Andrew Korybko*
La mayoría de los húngaros llegaron a dar por sentados sus logros y no apreciarán lo que tuvieron hasta que lo pierdan.
La oposición húngara, respaldada por la UE y Ucrania, obtuvo una supermayoría de dos tercios en las últimas elecciones parlamentarias que pusieron fin a los 16 años de mandato de Viktor Orbán. Su aplastante derrota se produjo después de que la UE congelara previamente 17.000 millones de euros en fondos asignados con el pretexto del estado de derecho y la conspiración del Russiagate. Teorías derivadas de escuchas telefónicas a Orbán y su ministro de Asuntos Exteriores, así como del chantaje energético ucraniano y las amenazas . Liberales globalistas como Ursula von der Leyen , Alex Soros y Donald Tusk, como era de esperar, lo celebraron.
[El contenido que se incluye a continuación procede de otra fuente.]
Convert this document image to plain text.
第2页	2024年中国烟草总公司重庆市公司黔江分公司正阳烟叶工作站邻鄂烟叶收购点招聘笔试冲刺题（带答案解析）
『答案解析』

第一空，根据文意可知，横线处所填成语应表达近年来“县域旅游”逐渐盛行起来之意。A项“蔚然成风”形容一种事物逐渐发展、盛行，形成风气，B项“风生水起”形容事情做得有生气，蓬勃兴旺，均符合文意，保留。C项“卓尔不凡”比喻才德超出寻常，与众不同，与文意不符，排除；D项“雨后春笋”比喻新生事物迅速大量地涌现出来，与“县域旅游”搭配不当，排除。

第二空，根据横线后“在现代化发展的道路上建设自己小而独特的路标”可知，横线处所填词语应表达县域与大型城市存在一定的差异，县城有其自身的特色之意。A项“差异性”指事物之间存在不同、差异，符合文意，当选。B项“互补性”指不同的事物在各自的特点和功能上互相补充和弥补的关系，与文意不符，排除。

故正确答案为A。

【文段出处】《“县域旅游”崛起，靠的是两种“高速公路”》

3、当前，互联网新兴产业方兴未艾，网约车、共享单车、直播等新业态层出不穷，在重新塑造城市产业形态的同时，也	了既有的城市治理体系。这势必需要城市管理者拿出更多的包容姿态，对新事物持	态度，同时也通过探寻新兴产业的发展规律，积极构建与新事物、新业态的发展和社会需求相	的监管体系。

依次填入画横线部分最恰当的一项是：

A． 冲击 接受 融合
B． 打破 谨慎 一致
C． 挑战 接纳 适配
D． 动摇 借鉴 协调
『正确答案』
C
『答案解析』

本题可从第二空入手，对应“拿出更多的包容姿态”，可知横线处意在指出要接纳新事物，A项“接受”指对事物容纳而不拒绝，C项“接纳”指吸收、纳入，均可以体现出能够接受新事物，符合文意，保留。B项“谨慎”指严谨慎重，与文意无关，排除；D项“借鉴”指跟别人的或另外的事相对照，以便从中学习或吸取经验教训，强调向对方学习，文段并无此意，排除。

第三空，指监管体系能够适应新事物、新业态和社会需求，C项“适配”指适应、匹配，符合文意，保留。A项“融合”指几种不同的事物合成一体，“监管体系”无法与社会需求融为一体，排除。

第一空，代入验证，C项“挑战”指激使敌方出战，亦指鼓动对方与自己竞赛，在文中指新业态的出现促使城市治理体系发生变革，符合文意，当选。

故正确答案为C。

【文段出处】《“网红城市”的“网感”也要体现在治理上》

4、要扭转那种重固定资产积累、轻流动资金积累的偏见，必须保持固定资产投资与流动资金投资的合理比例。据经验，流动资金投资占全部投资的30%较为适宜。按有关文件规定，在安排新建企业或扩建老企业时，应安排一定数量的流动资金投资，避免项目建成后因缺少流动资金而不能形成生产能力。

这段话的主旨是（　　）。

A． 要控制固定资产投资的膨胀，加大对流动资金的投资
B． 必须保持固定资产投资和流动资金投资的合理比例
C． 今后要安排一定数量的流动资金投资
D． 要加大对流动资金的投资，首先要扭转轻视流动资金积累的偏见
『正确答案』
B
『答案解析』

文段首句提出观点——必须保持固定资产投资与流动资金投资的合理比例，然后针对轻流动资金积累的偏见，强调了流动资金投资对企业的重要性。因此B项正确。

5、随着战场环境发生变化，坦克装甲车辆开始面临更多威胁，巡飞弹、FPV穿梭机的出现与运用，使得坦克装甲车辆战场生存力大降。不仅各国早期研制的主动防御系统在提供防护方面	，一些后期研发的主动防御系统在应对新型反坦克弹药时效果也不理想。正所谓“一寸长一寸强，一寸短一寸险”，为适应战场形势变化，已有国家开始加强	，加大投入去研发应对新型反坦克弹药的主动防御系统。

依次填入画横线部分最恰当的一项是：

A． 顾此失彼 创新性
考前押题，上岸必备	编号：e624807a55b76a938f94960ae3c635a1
Si bien los factores mencionados influyeron en que la opinión pública se volviera en contra de Orbán, otros fueron posiblemente más importantes. Por ejemplo, es un político de mayor edad que, naturalmente, no atrae tanto a la juventud como su rival, Peter Magyar, relativamente más joven. Además, lleva 16 años en el cargo, por lo que la oposición explotó el sentimiento anti-gobernante y lo culpó del estancamiento económico, a pesar de que hizo todo lo posible dadas las circunstancias. También abundaron las acusaciones de corrupción.
El sistema sociopolítico que Orbán construyó será desmantelado, ya que la supermayoría de dos tercios de la oposición les permite modificar la constitución . Tampoco se pueden descartar persecuciones contra los nacionalistas conservadores, comenzando por él mismo y su ministro de Asuntos Exteriores por motivos relacionados con el Russiagate. Sus políticas en defensa de los valores tradicionales podrían pronto quedar en el olvido. Aunque Magyar se declara partidario de una política migratoria intransigente, podría cambiar de postura para complacer a la UE, lo que provocaría una avalancha de inmigrantes en Hungría.
En el ámbito económico, la desvinculación de la energía rusa podría provocar un aumento repentino de los precios, aunque es posible que actúe con cautela para no dilapidar la buena voluntad que goza entre el electorado. Lo mismo ocurre con sus planes para sustituir el florín, la moneda nacional húngara, por el euro. Por lo tanto, si bien se vislumbran cambios significativos, estos podrían no producirse de inmediato . No obstante, el resultado final será el debilitamiento de la soberanía húngara y posiblemente su pérdida total , revirtiendo así los logros que Orbán tanto le ha costado conseguir.
Asimismo, no se espera que Hungría conserve su reputación como bastión nacionalista conservador de Europa, puesto que este rol se está desplazando hacia Polonia , que mantenía una sana competencia con Hungría por este título hasta que sus propios nacionalistas conservadores (ciertamente imperfectos) fueron «depuestos democráticamente» en otoño de 2023. Sin embargo, el año pasado, Polonia eligió por estrecho margen a un presidente nacionalista conservador, y el antiguo partido gobernante con el que está aliado podría regresar al poder tras las próximas elecciones parlamentarias de otoño de 2027.
El conservadurismo polaco se diferencia de sus variantes húngara y alemana, más conocidas, por su postura explícitamente antirusa. Además, concibe a Europa como un socio menor de Estados Unidos, en lugar de una potencia verdaderamente soberana que se opone a él cuando sus intereses divergen. Desde la perspectiva polaca, este es un precio necesario para garantizar el apoyo continuo de Estados Unidos contra Rusia y reconoce, de forma pragmática, las limitaciones del liderazgo europeo; sin embargo, resulta controvertido e impopular fuera de Polonia y los países bálticos .
En definitiva, la UE, Ucrania y los liberales globalistas de Occidente se verán envalentonados por el dramático desenlace de la « Batalla por Hungría », lo que facilitará la transición de la UE a una postura de guerra de facto. Orbán se oponía a esto, pero ahora ha sido «depuesto democráticamente». Otros países, como la República Checa y Eslovaquia, con ideas afines , podrían intentar sustituir a Hungría, pero se les considera más vulnerables a la presión de la UE, incluidas las revoluciones de colores . Por lo tanto, la marcha de la UE hacia la guerra con Rusia podría ser inevitable.
*Andrew Korybko es analista político, periodista y colaborador habitual de varias revistas en línea, así como miembro del consejo de expertos del Instituto de Estudios y Predicciones Estratégicas de la Universidad Rusa de la Amistad de los Pueblos. Ha publicado varios trabajos en el campo de las guerras híbridas, entre ellos “Guerras híbridas: el enfoque adaptativo indirecto para el cambio de régimen” y “La ley de la guerra híbrida: el hemisferio oriental”.